There is a reasoning in mathematical logic which is meant to prove that the horseshoe is the only logical operation which fits our notion of conditional.
The reasoning starts from the idea that the conditional is truth-functional, that there are therefore only 16 possibilities, and that we can dismiss all but the horseshoe as a candidate for expressing the logic of the conditional.
To clarify, the reasoning implies that either the conditional is truth-functional, and then the only possible model of it is the horseshoe, or the horseshoe is not the correct model and then the conditional is not truth-functional.
To clarify further, we can look at Bumble's reply to the comment I made on his answer:
If you assume a conditional is a bivalent truth function in two variables, and that it is neither gappy nor glutty, i.e. for any given values of its arguments it always has a unique truth value, then the material conditional is the only truth function that obeys modus ponens, modus tollens and does not obey affirming the consequent.

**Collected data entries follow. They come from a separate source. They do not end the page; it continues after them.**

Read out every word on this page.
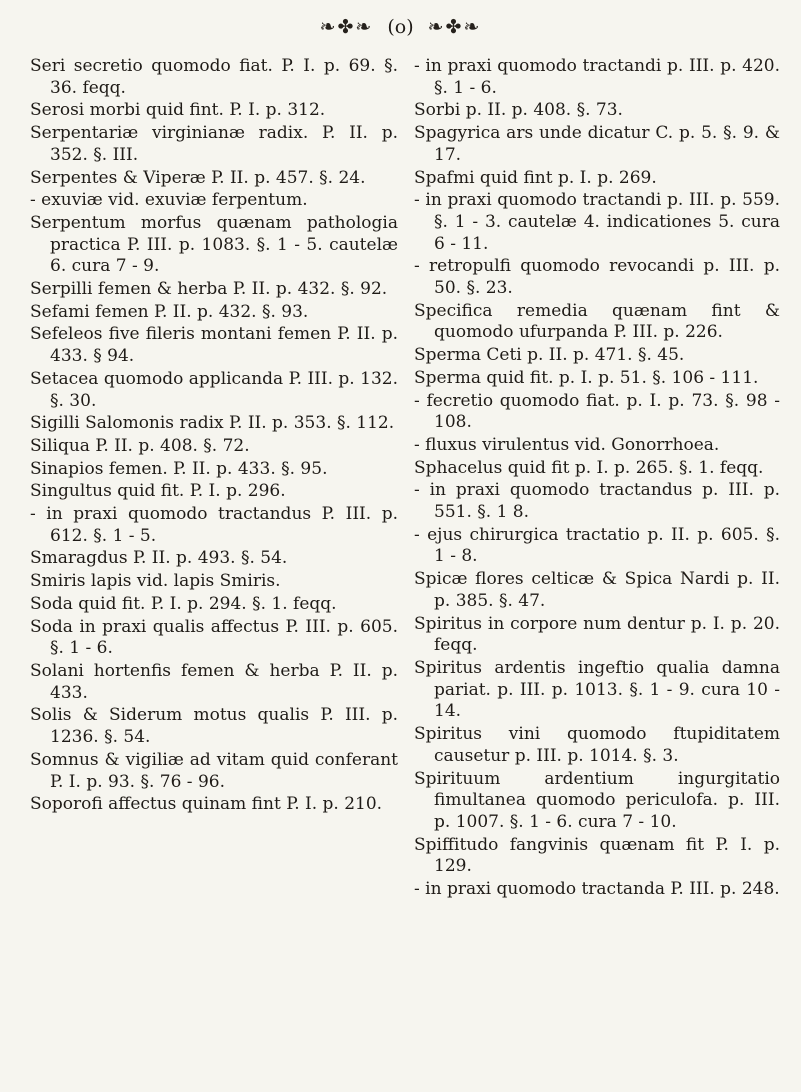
❧✤❧ (o) ❧✤❧

Seri secretio quomodo fiat. P. I. p. 69. §. 36. feqq.

Serosi morbi quid fint. P. I. p. 312.

Serpentariæ virginianæ radix. P. II. p. 352. §. III.

Serpentes & Viperæ P. II. p. 457. §. 24.

- exuviæ vid. exuviæ ferpentum.

Serpentum morfus quænam pathologia practica P. III. p. 1083. §. 1 - 5. cautelæ 6. cura 7 - 9.

Serpilli femen & herba P. II. p. 432. §. 92.

Sefami femen P. II. p. 432. §. 93.

Sefeleos five fileris montani femen P. II. p. 433. § 94.

Setacea quomodo applicanda P. III. p. 132. §. 30.

Sigilli Salomonis radix P. II. p. 353. §. 112.

Siliqua P. II. p. 408. §. 72.

Sinapios femen. P. II. p. 433. §. 95.

Singultus quid fit. P. I. p. 296.

- in praxi quomodo tractandus P. III. p. 612. §. 1 - 5.

Smaragdus P. II. p. 493. §. 54.

Smiris lapis vid. lapis Smiris.

Soda quid fit. P. I. p. 294. §. 1. feqq.

Soda in praxi qualis affectus P. III. p. 605. §. 1 - 6.

Solani hortenfis femen & herba P. II. p. 433.

Solis & Siderum motus qualis P. III. p. 1236. §. 54.

Somnus & vigiliæ ad vitam quid conferant P. I. p. 93. §. 76 - 96.

Soporofi affectus quinam fint P. I. p. 210.

- in praxi quomodo tractandi p. III. p. 420. §. 1 - 6.

Sorbi p. II. p. 408. §. 73.

Spagyrica ars unde dicatur C. p. 5. §. 9. & 17.

Spafmi quid fint p. I. p. 269.

- in praxi quomodo tractandi p. III. p. 559. §. 1 - 3. cautelæ 4. indicationes 5. cura 6 - 11.

- retropulfi quomodo revocandi p. III. p. 50. §. 23.

Specifica remedia quænam fint & quomodo ufurpanda P. III. p. 226.

Sperma Ceti p. II. p. 471. §. 45.

Sperma quid fit. p. I. p. 51. §. 106 - 111.

- fecretio quomodo fiat. p. I. p. 73. §. 98 - 108.

- fluxus virulentus vid. Gonorrhoea.

Sphacelus quid fit p. I. p. 265. §. 1. feqq.

- in praxi quomodo tractandus p. III. p. 551. §. 1 8.

- ejus chirurgica tractatio p. II. p. 605. §. 1 - 8.

Spicæ flores celticæ & Spica Nardi p. II. p. 385. §. 47.

Spiritus in corpore num dentur p. I. p. 20. feqq.

Spiritus ardentis ingeftio qualia damna pariat. p. III. p. 1013. §. 1 - 9. cura 10 - 14.

Spiritus vini quomodo ftupiditatem causetur p. III. p. 1014. §. 3.

Spirituum ardentium ingurgitatio fimultanea quomodo periculofa. p. III. p. 1007. §. 1 - 6. cura 7 - 10.

Spiffitudo fangvinis quænam fit P. I. p. 129.

- in praxi quomodo tractanda P. III. p. 248.
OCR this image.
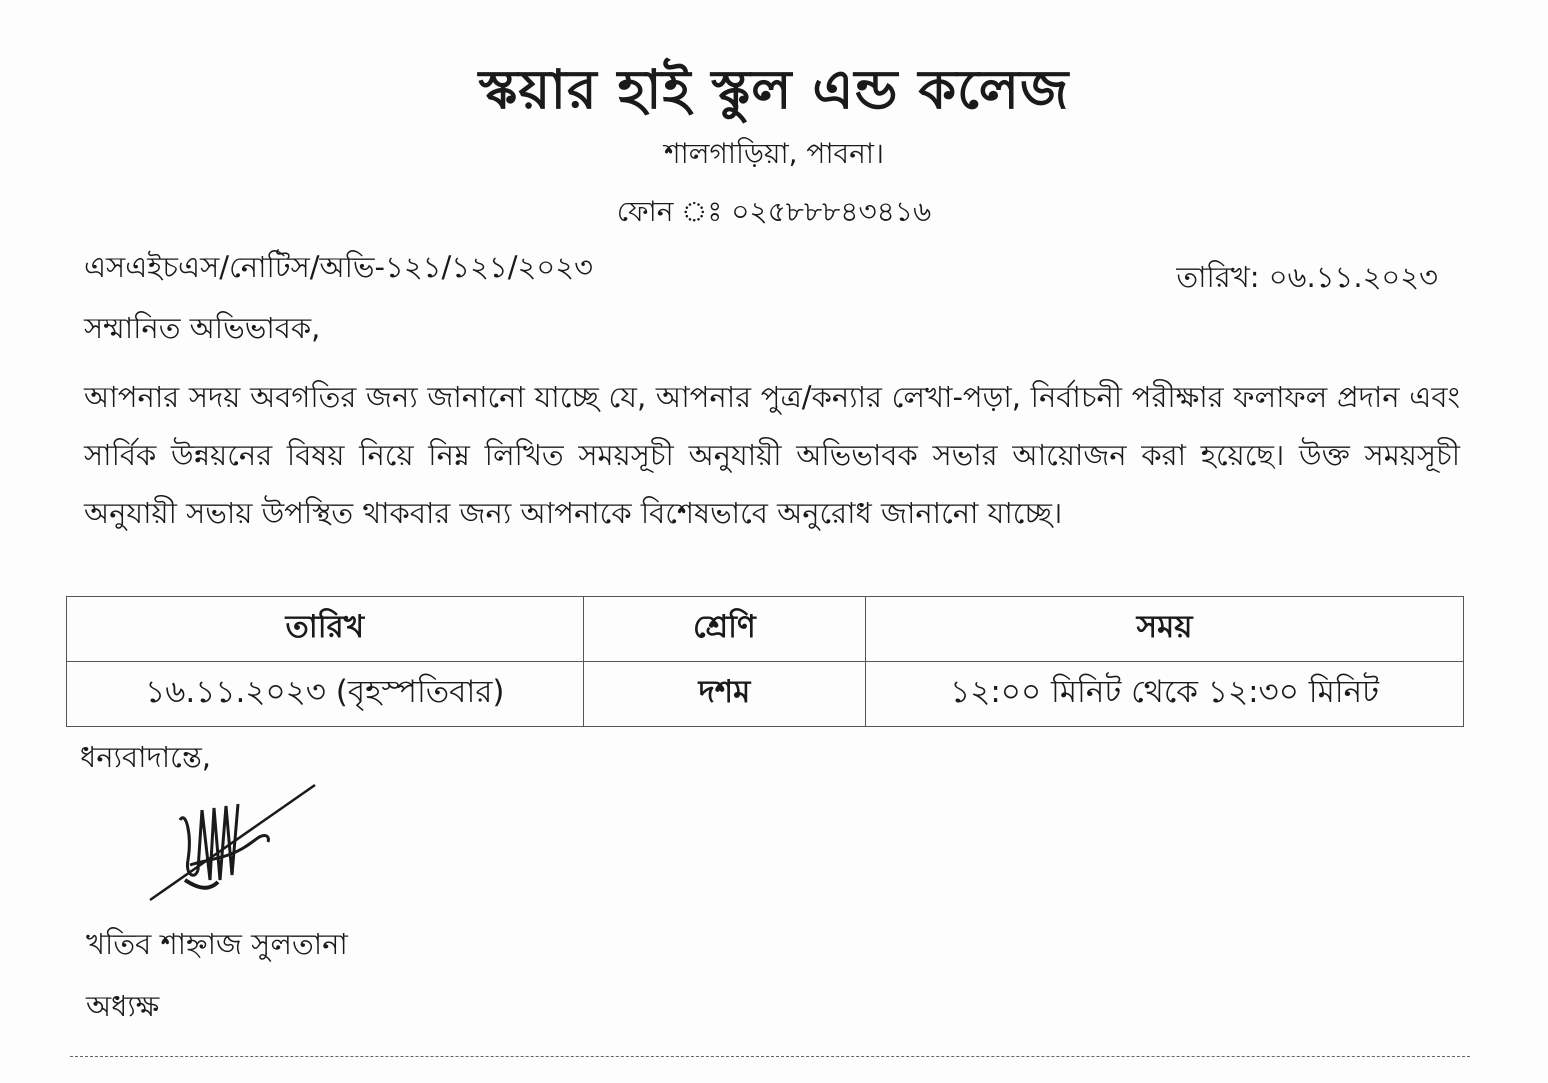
স্কয়ার হাই স্কুল এন্ড কলেজ
শালগাড়িয়া, পাবনা।
ফোন ঃ ০২৫৮৮৮৪৩৪১৬
এসএইচএস/নোটিস/অভি-১২১/১২১/২০২৩	তারিখ: ০৬.১১.২০২৩
সম্মানিত অভিভাবক,
আপনার সদয় অবগতির জন্য জানানো যাচ্ছে যে, আপনার পুত্র/কন্যার লেখা-পড়া, নির্বাচনী পরীক্ষার ফলাফল প্রদান এবং সার্বিক উন্নয়নের বিষয় নিয়ে নিম্ন লিখিত সময়সূচী অনুযায়ী অভিভাবক সভার আয়োজন করা হয়েছে। উক্ত সময়সূচী অনুযায়ী সভায় উপস্থিত থাকবার জন্য আপনাকে বিশেষভাবে অনুরোধ জানানো যাচ্ছে।
তারিখ	শ্রেণি	সময়
১৬.১১.২০২৩ (বৃহস্পতিবার)	দশম	১২:০০ মিনিট থেকে ১২:৩০ মিনিট
ধন্যবাদান্তে,
খতিব শাহ্নাজ সুলতানা
অধ্যক্ষ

The way mathematicians conceive of truth-functionality, to say that the conditional is truth-functional implies that it is "a bivalent truth function in two variables, and that it is neither gappy nor glutty, i.e. for any given values of its arguments it always has a unique truth value".
Consequently, any proof that this implies that "the material conditional is the only truth function that obeys modus ponens" would be the same sort of proof as the one I am referring to above. The principle is the same: you find good reasons to eliminate possibilities until only the horseshoe remains.
My question is:
What are the arguments of philosophers against this reasoning?
Thank you for providing scholarly references.